Future trade and economic relations with the UK after Brexit were discussed in the committee on international trade (INTA) on Tuesday.

Luxembourg MEP Christophe Hansen, EPP group spokesperson and Brexit rapporteur in the committee, said it is in the interest of “both sides” to have close trade ties.

He said, "However, being outside the EU cannot entail the same advantages as being inside the Union. Even if Boris Johnson's timetable for a trade agreement between the EU and UK is extremely ambitious, our duty will be to properly protect European interests.”

“That is why the European Parliament intends to follow the negotiations very closely, to ensure appropriate democratic scrutiny of any future deal," the MEP stated.
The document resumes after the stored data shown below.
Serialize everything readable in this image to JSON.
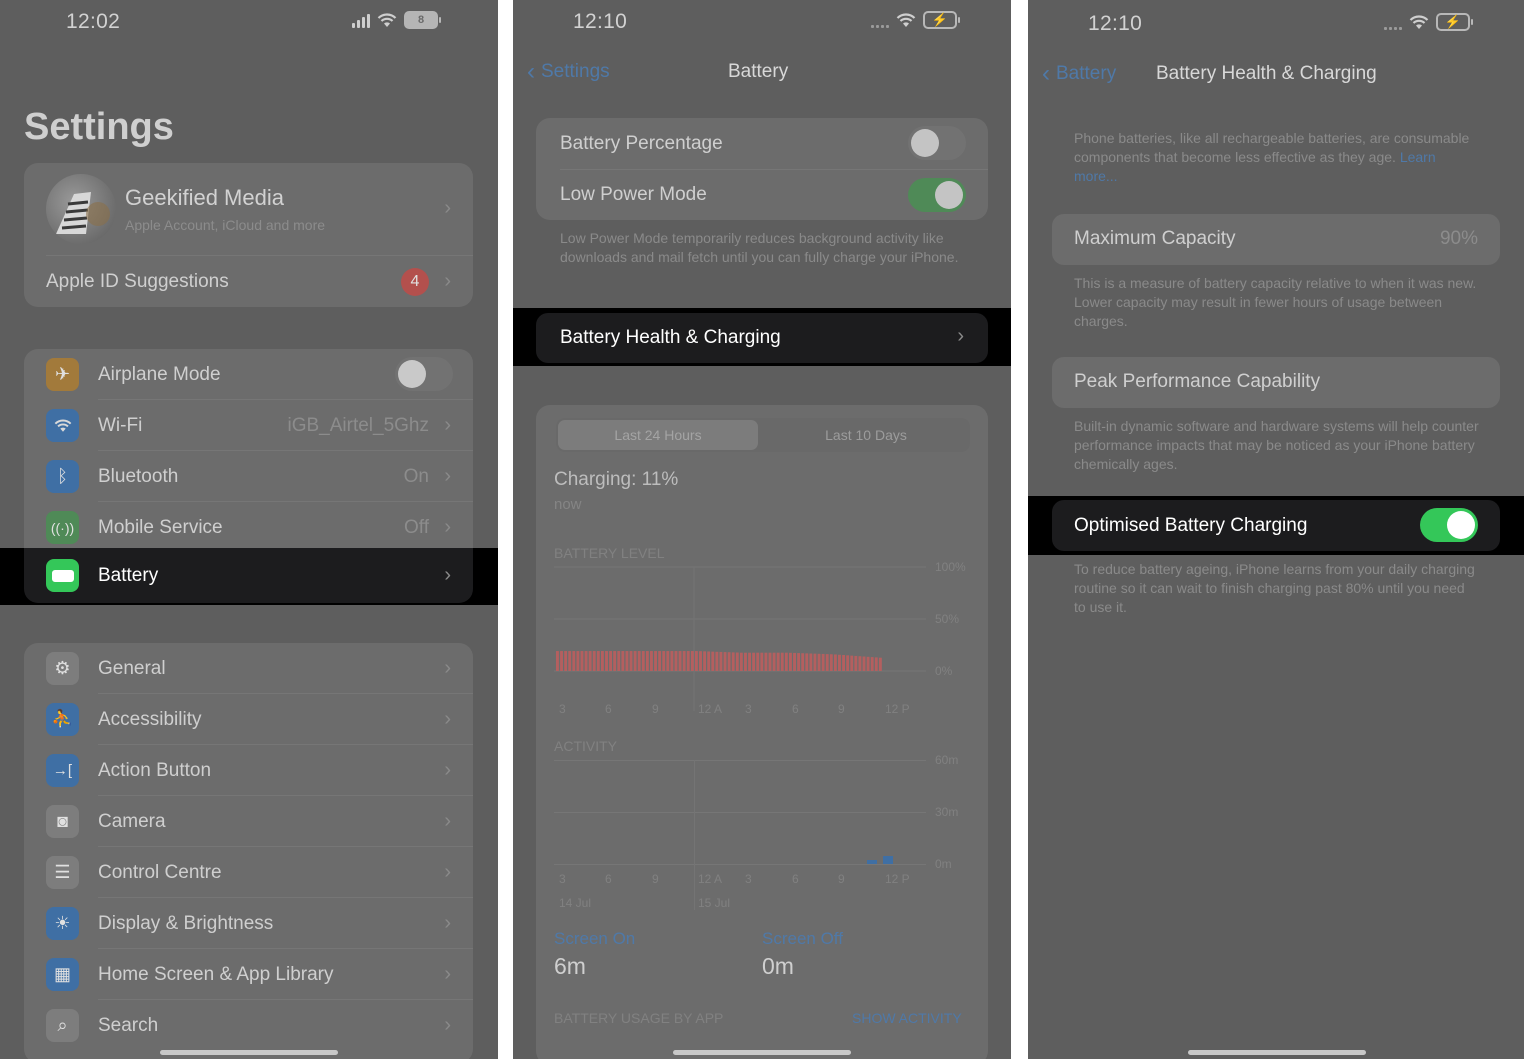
{
  "phone1": {
    "time": "12:02",
    "battery_number": "8",
    "title": "Settings",
    "profile": {
      "name": "Geekified Media",
      "subtitle": "Apple Account, iCloud and more"
    },
    "suggestions": {
      "label": "Apple ID Suggestions",
      "badge": "4"
    },
    "connectivity": [
      {
        "label": "Airplane Mode",
        "value": "",
        "icon": "airplane-icon",
        "color": "#a27a3b"
      },
      {
        "label": "Wi-Fi",
        "value": "iGB_Airtel_5Ghz",
        "icon": "wifi-icon",
        "color": "#3f6fa4"
      },
      {
        "label": "Bluetooth",
        "value": "On",
        "icon": "bluetooth-icon",
        "color": "#3f6fa4"
      },
      {
        "label": "Mobile Service",
        "value": "Off",
        "icon": "antenna-icon",
        "color": "#4f8a57"
      },
      {
        "label": "Battery",
        "value": "",
        "icon": "battery-icon",
        "color": "#34c759"
      }
    ],
    "general": [
      {
        "label": "General",
        "icon": "gear-icon"
      },
      {
        "label": "Accessibility",
        "icon": "accessibility-icon"
      },
      {
        "label": "Action Button",
        "icon": "action-button-icon"
      },
      {
        "label": "Camera",
        "icon": "camera-icon"
      },
      {
        "label": "Control Centre",
        "icon": "control-centre-icon"
      },
      {
        "label": "Display & Brightness",
        "icon": "sun-icon"
      },
      {
        "label": "Home Screen & App Library",
        "icon": "home-screen-icon"
      },
      {
        "label": "Search",
        "icon": "search-icon"
      }
    ]
  },
  "phone2": {
    "time": "12:10",
    "back": "Settings",
    "title": "Battery",
    "battery_percentage": "Battery Percentage",
    "low_power": "Low Power Mode",
    "low_power_note": "Low Power Mode temporarily reduces background activity like downloads and mail fetch until you can fully charge your iPhone.",
    "health_row": "Battery Health & Charging",
    "seg_24h": "Last 24 Hours",
    "seg_10d": "Last 10 Days",
    "charging": "Charging: 11%",
    "charging_time": "now",
    "battery_level_label": "BATTERY LEVEL",
    "level_ticks": [
      "100%",
      "50%",
      "0%"
    ],
    "x_ticks": [
      "3",
      "6",
      "9",
      "12 A",
      "3",
      "6",
      "9",
      "12 P"
    ],
    "activity_label": "ACTIVITY",
    "activity_ticks": [
      "60m",
      "30m",
      "0m"
    ],
    "date_1": "14 Jul",
    "date_2": "15 Jul",
    "screen_on_label": "Screen On",
    "screen_on_value": "6m",
    "screen_off_label": "Screen Off",
    "screen_off_value": "0m",
    "usage_label": "BATTERY USAGE BY APP",
    "show_activity": "SHOW ACTIVITY"
  },
  "phone3": {
    "time": "12:10",
    "back": "Battery",
    "title": "Battery Health & Charging",
    "intro": "Phone batteries, like all rechargeable batteries, are consumable components that become less effective as they age.",
    "learn_more": "Learn more...",
    "max_capacity_label": "Maximum Capacity",
    "max_capacity_value": "90%",
    "max_capacity_note": "This is a measure of battery capacity relative to when it was new. Lower capacity may result in fewer hours of usage between charges.",
    "peak_label": "Peak Performance Capability",
    "peak_note": "Built-in dynamic software and hardware systems will help counter performance impacts that may be noticed as your iPhone battery chemically ages.",
    "optimised_label": "Optimised Battery Charging",
    "optimised_note": "To reduce battery ageing, iPhone learns from your daily charging routine so it can wait to finish charging past 80% until you need to use it."
  },
  "chart_data": {
    "type": "bar",
    "title": "BATTERY LEVEL",
    "categories": [
      "3",
      "6",
      "9",
      "12 A",
      "3",
      "6",
      "9",
      "12 P"
    ],
    "values": [
      12,
      12,
      12,
      12,
      11,
      11,
      10,
      8
    ],
    "ylim": [
      0,
      100
    ],
    "yticks": [
      "100%",
      "50%",
      "0%"
    ],
    "color": "#b45f5f"
  }
}
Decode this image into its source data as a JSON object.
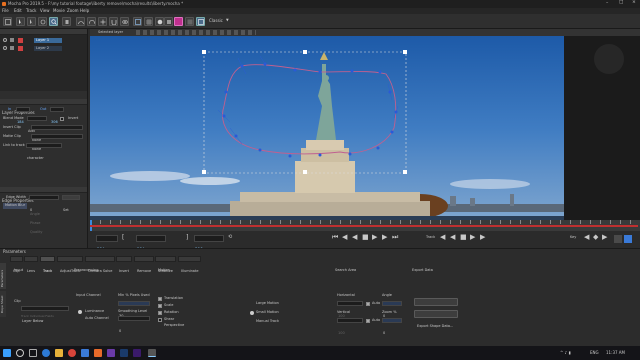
{
  "window": {
    "title": "Mocha Pro 2019.5 - F:\\my tutorial footage\\liberty remove\\mocha\\results\\liberty.mocha *"
  },
  "menu": [
    "File",
    "Edit",
    "Track",
    "View",
    "Movie",
    "Zoom",
    "Help"
  ],
  "toolbar": {
    "layer_dropdown": "Selected layer",
    "view_mode": "Classic"
  },
  "layers_panel": {
    "title": "Layers",
    "layers": [
      {
        "name": "Layer 1",
        "selected": true
      },
      {
        "name": "Layer 2",
        "selected": false
      }
    ]
  },
  "layer_properties": {
    "title": "Layer Properties",
    "in_label": "In",
    "in_value": "184",
    "out_label": "Out",
    "out_value": "306",
    "blend_mode_label": "Blend Mode",
    "blend_mode_value": "Add",
    "invert_label": "Invert",
    "insert_clip_label": "Insert Clip",
    "insert_clip_value": "None",
    "matte_clip_label": "Matte Clip",
    "matte_clip_value": "None",
    "link_track_label": "Link to track",
    "link_track_value": "character"
  },
  "edge_properties": {
    "title": "Edge Properties",
    "edge_width_label": "Edge Width",
    "edge_width_value": "0",
    "set_label": "Set",
    "motion_blur_label": "Motion Blur",
    "angle_label": "Angle",
    "phase_label": "Phase",
    "quality_label": "Quality"
  },
  "timeline": {
    "start_frame": "184",
    "current_frame": "184",
    "end_frame": "306",
    "track_label": "Track",
    "key_label": "Key"
  },
  "parameters": {
    "title": "Parameters",
    "tabs": [
      "Clip",
      "Lens",
      "Track",
      "AdjustTrack",
      "Camera Solve",
      "Insert",
      "Remove",
      "Stabilize",
      "Illuminate"
    ],
    "active_tab": "Track",
    "side_tabs": [
      "Parameters",
      "Dope Sheet"
    ],
    "input_label": "Input",
    "preprocessing_label": "Preprocessing",
    "motion_label": "Motion",
    "search_area_label": "Search Area",
    "export_data_label": "Export Data",
    "clip_label": "Clip",
    "clip_value": "Layer Below",
    "track_individual_label": "Track Individual Fields",
    "input_channel_label": "Input Channel",
    "luminance_label": "Luminance",
    "auto_channel_label": "Auto Channel",
    "min_pixels_label": "Min % Pixels Used",
    "min_pixels_value": "30",
    "smoothing_label": "Smoothing Level",
    "smoothing_value": "0",
    "translation_label": "Translation",
    "scale_label": "Scale",
    "rotation_label": "Rotation",
    "shear_label": "Shear",
    "perspective_label": "Perspective",
    "large_motion_label": "Large Motion",
    "small_motion_label": "Small Motion",
    "manual_track_label": "Manual Track",
    "horizontal_label": "Horizontal",
    "horizontal_value": "100",
    "horizontal_auto": "Auto",
    "vertical_label": "Vertical",
    "vertical_value": "100",
    "vertical_auto": "Auto",
    "angle_label": "Angle",
    "angle_value": "0",
    "zoom_label": "Zoom %",
    "zoom_value": "0",
    "export_tracking_button": "Export Tracking Data...",
    "export_shape_button": "Export Shape Data..."
  },
  "taskbar": {
    "time": "11:37 AM",
    "lang": "ENG"
  }
}
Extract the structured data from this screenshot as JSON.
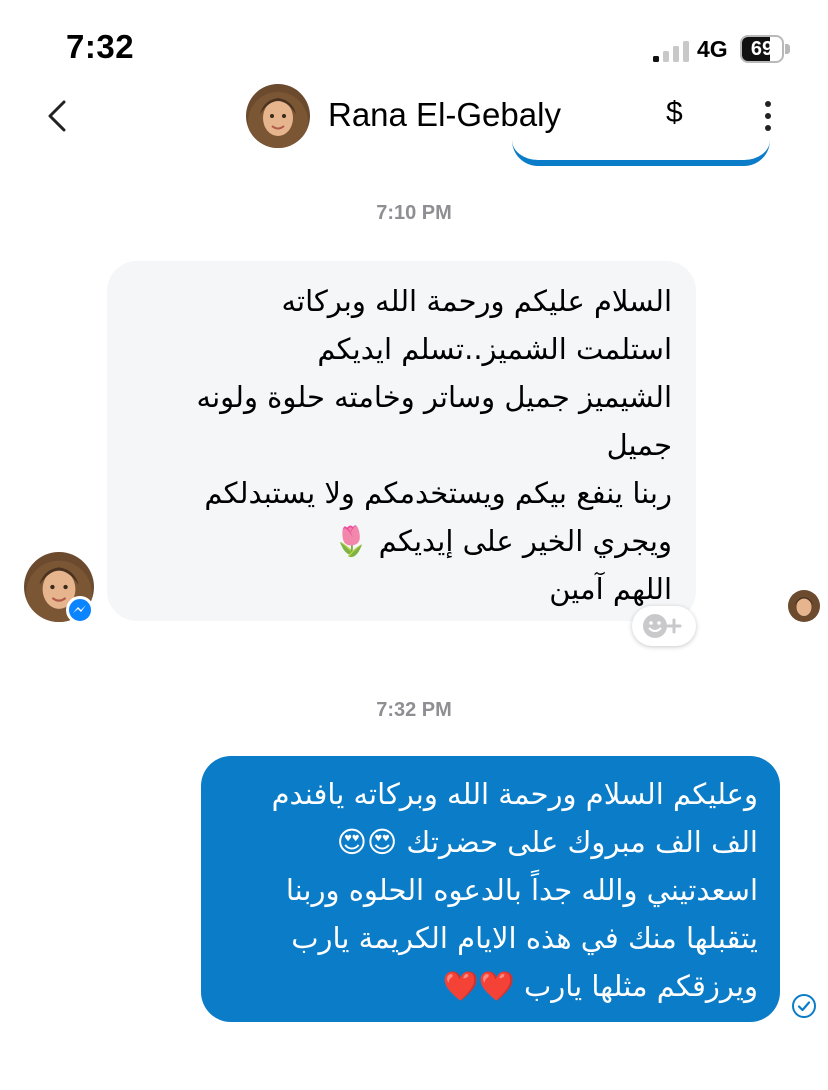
{
  "status_bar": {
    "time": "7:32",
    "network": "4G",
    "battery_level": "69",
    "battery_fraction": 0.69
  },
  "header": {
    "contact_name": "Rana El-Gebaly",
    "payment_icon": "$",
    "back_icon": "chevron-left-icon",
    "more_icon": "vertical-dots-icon"
  },
  "messages": {
    "timestamp_1": "7:10 PM",
    "incoming": {
      "lines": [
        "السلام عليكم ورحمة الله وبركاته",
        "استلمت الشميز..تسلم ايديكم",
        "الشيميز جميل وساتر وخامته حلوة ولونه",
        "جميل",
        "ربنا ينفع بيكم ويستخدمكم ولا يستبدلكم",
        "ويجري الخير على إيديكم 🌷",
        "اللهم آمين"
      ]
    },
    "timestamp_2": "7:32 PM",
    "outgoing": {
      "lines": [
        "وعليكم السلام ورحمة الله وبركاته يافندم",
        "الف الف مبروك على حضرتك 😍😍",
        "اسعدتيني والله جداً بالدعوه الحلوه وربنا",
        "يتقبلها منك في هذه الايام الكريمة يارب",
        "ويرزقكم مثلها يارب ❤️❤️"
      ]
    }
  },
  "colors": {
    "outgoing_bubble": "#0a7cc8",
    "incoming_bubble": "#f5f6f8",
    "timestamp": "#8e8e93",
    "messenger_badge": "#0b84ff"
  }
}
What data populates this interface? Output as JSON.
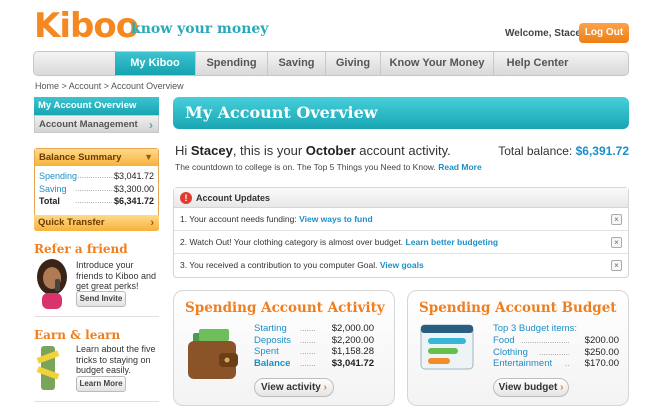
{
  "header": {
    "logo": "Kiboo",
    "tagline": "know your money",
    "welcome": "Welcome, Stacey",
    "logout_label": "Log Out"
  },
  "nav": {
    "items": [
      "My Kiboo",
      "Spending",
      "Saving",
      "Giving",
      "Know Your Money",
      "Help Center"
    ],
    "active": "My Kiboo"
  },
  "breadcrumb": "Home > Account > Account Overview",
  "sidebar": {
    "overview": "My Account Overview",
    "management": "Account Management",
    "balance_summary": {
      "title": "Balance Summary",
      "rows": [
        {
          "label": "Spending",
          "amount": "$3,041.72"
        },
        {
          "label": "Saving",
          "amount": "$3,300.00"
        },
        {
          "label": "Total",
          "amount": "$6,341.72"
        }
      ],
      "quick_transfer": "Quick Transfer"
    },
    "refer": {
      "title": "Refer a friend",
      "text": "Introduce your friends to Kiboo and get great perks!",
      "button": "Send Invite"
    },
    "learn": {
      "title": "Earn & learn",
      "text": "Learn about the five tricks to staying on budget easily.",
      "button": "Learn More"
    }
  },
  "main": {
    "title": "My Account Overview",
    "greeting_pre": "Hi ",
    "greeting_name": "Stacey",
    "greeting_mid": ", this is your ",
    "greeting_month": "October",
    "greeting_post": " account activity.",
    "countdown": "The countdown to college is on. The Top 5 Things you Need to Know.",
    "read_more": "Read More",
    "total_balance_label": "Total balance:",
    "total_balance": "$6,391.72",
    "updates": {
      "title": "Account Updates",
      "items": [
        {
          "text": "1. Your account needs funding:",
          "link": "View ways to fund"
        },
        {
          "text": "2. Watch Out! Your clothing category is almost over budget. Learn better budgeting.",
          "link": "Learn better budgeting"
        },
        {
          "text": "3. You received a contribution to you computer Goal.",
          "link": "View goals"
        }
      ]
    },
    "activity": {
      "title": "Spending Account Activity",
      "rows": [
        {
          "label": "Starting",
          "amount": "$2,000.00"
        },
        {
          "label": "Deposits",
          "amount": "$2,200.00"
        },
        {
          "label": "Spent",
          "amount": "$1,158.28"
        },
        {
          "label": "Balance",
          "amount": "$3,041.72"
        }
      ],
      "button": "View activity"
    },
    "budget": {
      "title": "Spending Account Budget",
      "heading": "Top 3 Budget items:",
      "rows": [
        {
          "label": "Food",
          "amount": "$200.00"
        },
        {
          "label": "Clothing",
          "amount": "$250.00"
        },
        {
          "label": "Entertainment",
          "amount": "$170.00"
        }
      ],
      "button": "View budget"
    }
  },
  "colors": {
    "teal": "#18a5b3",
    "orange": "#f07e1e",
    "link": "#1d8fc6"
  }
}
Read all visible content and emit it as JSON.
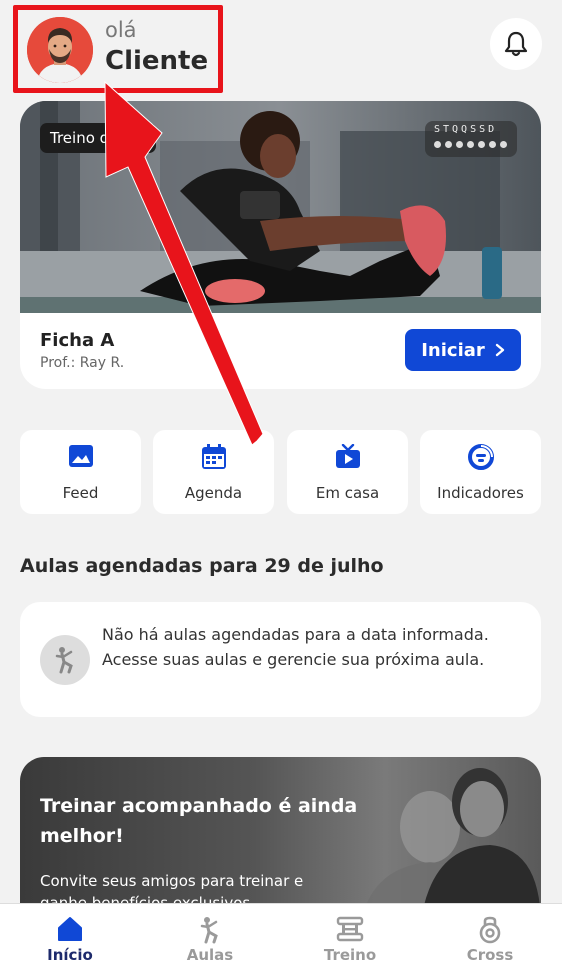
{
  "header": {
    "greeting": "olá",
    "user_name": "Cliente"
  },
  "workout_card": {
    "photo_tag": "Treino do dia",
    "week_days": "STQQSSD",
    "title": "Ficha A",
    "professor": "Prof.: Ray R.",
    "start_label": "Iniciar"
  },
  "quick_actions": [
    {
      "label": "Feed",
      "icon": "image-icon"
    },
    {
      "label": "Agenda",
      "icon": "calendar-icon"
    },
    {
      "label": "Em casa",
      "icon": "tv-play-icon"
    },
    {
      "label": "Indicadores",
      "icon": "gauge-icon"
    }
  ],
  "classes": {
    "section_title": "Aulas agendadas para 29 de julho",
    "empty_message": "Não há aulas agendadas para a data informada. Acesse suas aulas e gerencie sua próxima aula."
  },
  "promo": {
    "title": "Treinar acompanhado é ainda melhor!",
    "subtitle": "Convite seus amigos para treinar e ganhe benefícios exclusivos"
  },
  "tabbar": [
    {
      "label": "Início",
      "icon": "home-icon",
      "active": true
    },
    {
      "label": "Aulas",
      "icon": "dancer-icon",
      "active": false
    },
    {
      "label": "Treino",
      "icon": "dumbbell-icon",
      "active": false
    },
    {
      "label": "Cross",
      "icon": "kettlebell-icon",
      "active": false
    }
  ],
  "colors": {
    "accent": "#1048d6",
    "highlight": "#e8141b",
    "background": "#f2f2f2"
  }
}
"It is time to move forward to the next stage of negotiations, and while we are sad to see the UK leave the EU, it is now important to concentrate on fostering a positive, constructive future relationship" Danuta Hübner (PL, EPP), member of Parliament’s Brexit steering group

Polish deputy Danuta Hübner, a senior representative in the European Parliament’s Brexit Steering Group, said the EPP “regrets” that the UK is leaving the EU but welcomes the fact that the constitutional affairs committee is likely to support the agreement.

This paves the way for the conclusion of what has been a “lengthy process,” she said, adding, "It is time to move forward to the next stage of negotiations, and while we are sad to see the UK leave the EU, it is now important to concentrate on fostering a positive, constructive future relationship.”

A parliament source told The Parliament Magazine on Monday about the arrangements being planned in Brussels to mark the UK’s much-lauded exit.

The source said, “The debate and vote on consent will be on the afternoon of 29 January in plenary. This will be the high moment in parliament next week. No press event is planned, but parliament’s President David Sassoli will have a short departing ceremony for the UK MEPs where group leaders will also be invited in the margins of the plenary.”

“There is nothing to celebrate but it is an important moment to mark. It will be marked with dignity with an allocution by the president in the chamber after the vote.”

Some political groups, including the Greens, and MEPs have organised their own private events to mark Brexit.